Grazie all’impegno dell’Associazione Archeotuscia, della proprietà Stelliferi e della collaborazione della Soprintendenza responsabile, il nostro Trust è riuscito a far funzionare senza sprechi i soldi che gli imprenditori hanno messo a disposizione conducendo una campagna che vede questa estate come il quinto anno di collaborazione.

 

La formula del nostro Trust è semplice quanto professionale: i finanziamenti raccolti attraverso un’attività di promozione commerciale vengono interamente gestiti con criteri imprenditoriali, quindi impiegati con efficienza ed attenzione; il Trust Sostratos non lavora con fondi pubblici, quindi non pesa sulla comunità ed anzi alla comunità rivolge e dedica il frutto della propria attività.
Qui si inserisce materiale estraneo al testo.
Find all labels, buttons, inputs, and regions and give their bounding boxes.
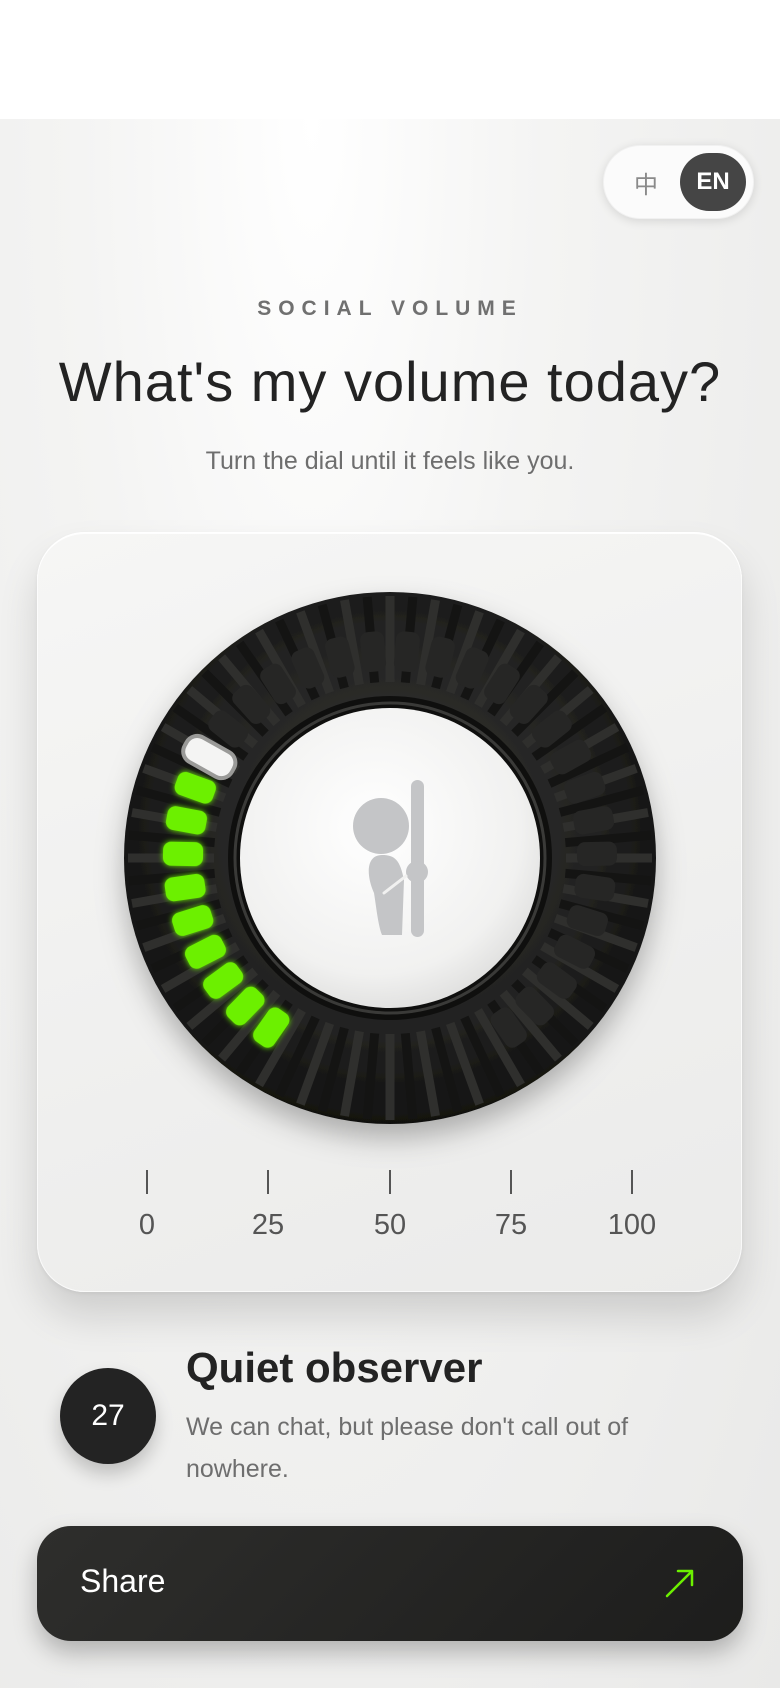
volume-segment-inactive xyxy=(576,841,618,867)
scale-tick xyxy=(267,1170,269,1194)
result-title: Quiet observer xyxy=(186,1344,483,1391)
share-button-label: Share xyxy=(80,1563,166,1599)
share-button[interactable]: Share xyxy=(37,1526,743,1641)
result-description: We can chat, but please don't call out o… xyxy=(186,1413,629,1483)
volume-segment-inactive xyxy=(360,631,387,672)
arrow-up-right-icon xyxy=(665,1569,694,1598)
scale-label: 0 xyxy=(138,1209,156,1241)
scale-label: 100 xyxy=(607,1209,657,1241)
scale-label: 75 xyxy=(494,1209,528,1241)
volume-value-badge: 27 xyxy=(60,1368,156,1464)
scale-tick xyxy=(389,1170,391,1194)
scale-label: 25 xyxy=(251,1209,285,1241)
volume-segment-inactive xyxy=(393,631,420,672)
scale-tick xyxy=(146,1170,148,1194)
volume-segment-active xyxy=(162,841,204,867)
scale-label: 50 xyxy=(373,1209,407,1241)
scale-tick xyxy=(631,1170,633,1194)
scale-tick xyxy=(510,1170,512,1194)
I fondi che raccogliamo dalle aziende che supportano i nostri sforzi sono, per quest’ultime, detraibili al 100% sia dall’IVA che dal reddito d’impresa e quindi non pesano sui bilanci aziendali; bastano poche centinaia di euro per entrare a far parte del nostro gruppo che può garantire ai propri sostenitori che tutto quanto impiegato va nella promozione e nella difesa della nostra grande eredità culturale.